To the Editor:
On May 17, Mr. H. Jay Spiegel goes through his listing of people and organizations supporting the off leash dog park or OLDA at Westgrove Park. “Those in support of the OLDA proposal include the MVCCA.” I find it ironic that Mr. Spiegel has for the past several years devoted much time and attention writing editorials in this paper making claims that the MVCCA does not represent the broad consensus of the majority of the citizens of the district. Just this past March he wrote “the MVCCA does not represent the Mount Vernon community. It only represents the small percentage of residents whose neighborhood associations are MVCCA members. At that, insofar as community association representatives do not vote in accordance with the consensus of their respective communities, the MVCCA doesn't even represent them.
In the October 1, 2010 edition, http://connection.membershipsoftware.org/article.asp?article=344701&paper=69&cat=110
Mr. Spiegel asserts that the number of member organizations present at the monthly general meeting and casting votes on resolutions is inadequate and cites attendance records as evidence saying “it would be inappropriate to credit the MVCCA with the influence attributable to more than 37 member associations” when attendance is low as given by his examples.
Does Mr. Spiegel believe that the MVCCA is credible only when their vote is in agreement with his views and the remainder of the time the organization is lacking credibility and behaving badly?
Mr. Spiegel cites and references rules, bylaws and legalities when critical of the MVCCA and other community issues and to his credit as a legal professional, his often strident position on such issues seem rational if you are one to believe that grass roots democracy and life in the civic arena must comport entirely to a strict adherence of such rules. Unfortunately the lack of civil discourse and fear of large vocal special interest groups that has become so ingrained in our political arena is now seemingly spilling over into the governance of our local institutions.

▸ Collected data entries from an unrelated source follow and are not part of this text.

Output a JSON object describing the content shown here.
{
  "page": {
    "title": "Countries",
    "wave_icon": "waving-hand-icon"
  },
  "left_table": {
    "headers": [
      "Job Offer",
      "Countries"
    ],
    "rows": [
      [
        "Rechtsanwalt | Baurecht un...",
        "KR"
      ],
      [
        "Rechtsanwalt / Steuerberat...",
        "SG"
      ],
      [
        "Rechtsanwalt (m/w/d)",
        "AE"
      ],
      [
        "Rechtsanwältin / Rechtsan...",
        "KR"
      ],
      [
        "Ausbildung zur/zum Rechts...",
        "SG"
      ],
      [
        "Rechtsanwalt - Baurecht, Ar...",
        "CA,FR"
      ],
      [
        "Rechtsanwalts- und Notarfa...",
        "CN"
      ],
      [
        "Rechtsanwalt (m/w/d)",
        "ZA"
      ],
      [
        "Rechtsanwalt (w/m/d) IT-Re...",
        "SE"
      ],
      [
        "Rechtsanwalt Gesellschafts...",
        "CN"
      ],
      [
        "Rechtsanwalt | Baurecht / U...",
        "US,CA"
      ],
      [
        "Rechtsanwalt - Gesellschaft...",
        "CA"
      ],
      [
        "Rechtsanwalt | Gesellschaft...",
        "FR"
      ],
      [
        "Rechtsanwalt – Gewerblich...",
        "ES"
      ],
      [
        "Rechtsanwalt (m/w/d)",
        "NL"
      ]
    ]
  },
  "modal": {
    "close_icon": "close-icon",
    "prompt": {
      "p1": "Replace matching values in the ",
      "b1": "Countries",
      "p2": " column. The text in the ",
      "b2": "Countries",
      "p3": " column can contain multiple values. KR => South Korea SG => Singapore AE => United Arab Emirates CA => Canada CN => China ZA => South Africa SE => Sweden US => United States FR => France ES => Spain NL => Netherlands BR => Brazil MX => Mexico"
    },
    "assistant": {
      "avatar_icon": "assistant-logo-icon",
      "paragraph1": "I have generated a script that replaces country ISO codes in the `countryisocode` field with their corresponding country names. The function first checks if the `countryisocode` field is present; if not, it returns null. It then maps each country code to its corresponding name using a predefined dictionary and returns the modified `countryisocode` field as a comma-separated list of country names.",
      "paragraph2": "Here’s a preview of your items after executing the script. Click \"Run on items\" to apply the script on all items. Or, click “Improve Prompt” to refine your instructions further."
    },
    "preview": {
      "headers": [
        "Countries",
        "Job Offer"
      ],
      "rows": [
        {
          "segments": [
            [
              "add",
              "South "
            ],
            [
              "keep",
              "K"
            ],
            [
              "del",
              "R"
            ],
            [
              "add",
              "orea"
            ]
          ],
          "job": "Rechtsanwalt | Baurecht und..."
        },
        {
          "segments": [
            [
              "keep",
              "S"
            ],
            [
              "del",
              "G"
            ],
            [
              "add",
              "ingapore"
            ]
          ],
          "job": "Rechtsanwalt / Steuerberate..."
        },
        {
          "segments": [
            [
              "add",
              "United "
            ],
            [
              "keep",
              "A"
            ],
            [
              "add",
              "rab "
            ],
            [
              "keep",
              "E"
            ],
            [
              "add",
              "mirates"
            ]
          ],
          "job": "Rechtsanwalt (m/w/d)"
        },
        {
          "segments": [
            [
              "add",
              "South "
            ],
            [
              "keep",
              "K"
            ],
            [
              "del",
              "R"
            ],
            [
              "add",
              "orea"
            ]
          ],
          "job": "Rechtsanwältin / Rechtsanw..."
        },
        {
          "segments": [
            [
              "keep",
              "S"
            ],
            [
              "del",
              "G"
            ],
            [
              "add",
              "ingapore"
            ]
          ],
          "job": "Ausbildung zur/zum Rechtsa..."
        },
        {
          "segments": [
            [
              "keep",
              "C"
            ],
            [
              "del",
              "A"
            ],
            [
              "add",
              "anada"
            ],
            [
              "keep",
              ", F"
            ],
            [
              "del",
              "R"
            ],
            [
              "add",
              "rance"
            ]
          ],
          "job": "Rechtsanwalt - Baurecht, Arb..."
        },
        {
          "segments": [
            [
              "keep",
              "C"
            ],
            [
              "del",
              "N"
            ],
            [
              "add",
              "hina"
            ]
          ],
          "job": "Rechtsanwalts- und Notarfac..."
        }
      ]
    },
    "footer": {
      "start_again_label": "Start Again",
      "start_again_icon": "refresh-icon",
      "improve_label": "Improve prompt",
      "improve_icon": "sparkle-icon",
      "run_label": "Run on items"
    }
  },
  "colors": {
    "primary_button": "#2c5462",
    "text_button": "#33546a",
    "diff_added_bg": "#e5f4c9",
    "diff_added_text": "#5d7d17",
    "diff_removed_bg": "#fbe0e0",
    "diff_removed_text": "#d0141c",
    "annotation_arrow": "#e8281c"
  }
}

I find it odd that one who so forcefully argues his position on the written rules and laws is backing a group of rule breakers with many cited by the Fairfax County Animal Control for violating a well known FCPA ordinance on dogs in parks. It is unfortunate that the FCPA stepped away from master planning Westgrove Park in 2005 because it was too difficult to obtain community consensus. It will now be more difficult to gain a fair community consensus in the now promised master planning to begin several months after the interim use is granted because by granting PACK this use, FCPA is literally giving PACK a leg up and permitting them like a canine to mark their territory. FCPA is deliberately creating a master planning scenario where five wolves and three sheep get to vote on what is for dinner.
This display of favoritism to one group to help them solve their dilemma of getting legal citations and becoming victims because they did not wish to follow the rules is nothing less than rewarding bad behavior. What of the other groups that did not break the rules and have since 2005 advocated for a nature park with forest restoration and preservation of a natural connective corridor between the upland forests of Mount Vernon Park and the Dyke Marsh Nature Preserve? Isn’t the purpose of a master planning process meant to keep an even playing field?
One public speaker at the May 17 Planning Commission (PC) hearing stated before the PC that he let his dog run loose on 400 visits in a two-year period. Admitting to 400 infractions of the law in front of a government commission that itself runs by strict adherence to rules and legalities, I was surprised that the speaker received no admonishments from a single member of the PC. The speaker was the second to last public speaker and quipped back and forth with a few of the commissioners. Such a display was highly inappropriate in the first place and insulting to speakers that followed FCPA ordinances and were asking for fair treatment.
I am not at all surprised given the fact that the primary clients of the PC, developers in Fairfax County, have long engaged in a practice of asking for forgiveness rather than having sought permission for environmental infractions. All this forgiveness over several decades has added thousands of seemingly benign cuts when examined individually but when examined cumulatively have led to the poor environmental rankings of both the Potomac River and Chesapeake Bay ecosystems. Granting the FCPA the right to an interim use is giving a county agency with an expressed commitment to land preservation of environmentally sensitive areas they control the right to experiment with potentially destructive practices and uses on those lands without conducting any rigorous science study and to reinforce a precedent that undermines a fair approach for citizen input to a master planning process meant to insure equal treatment and consideration between competing interests.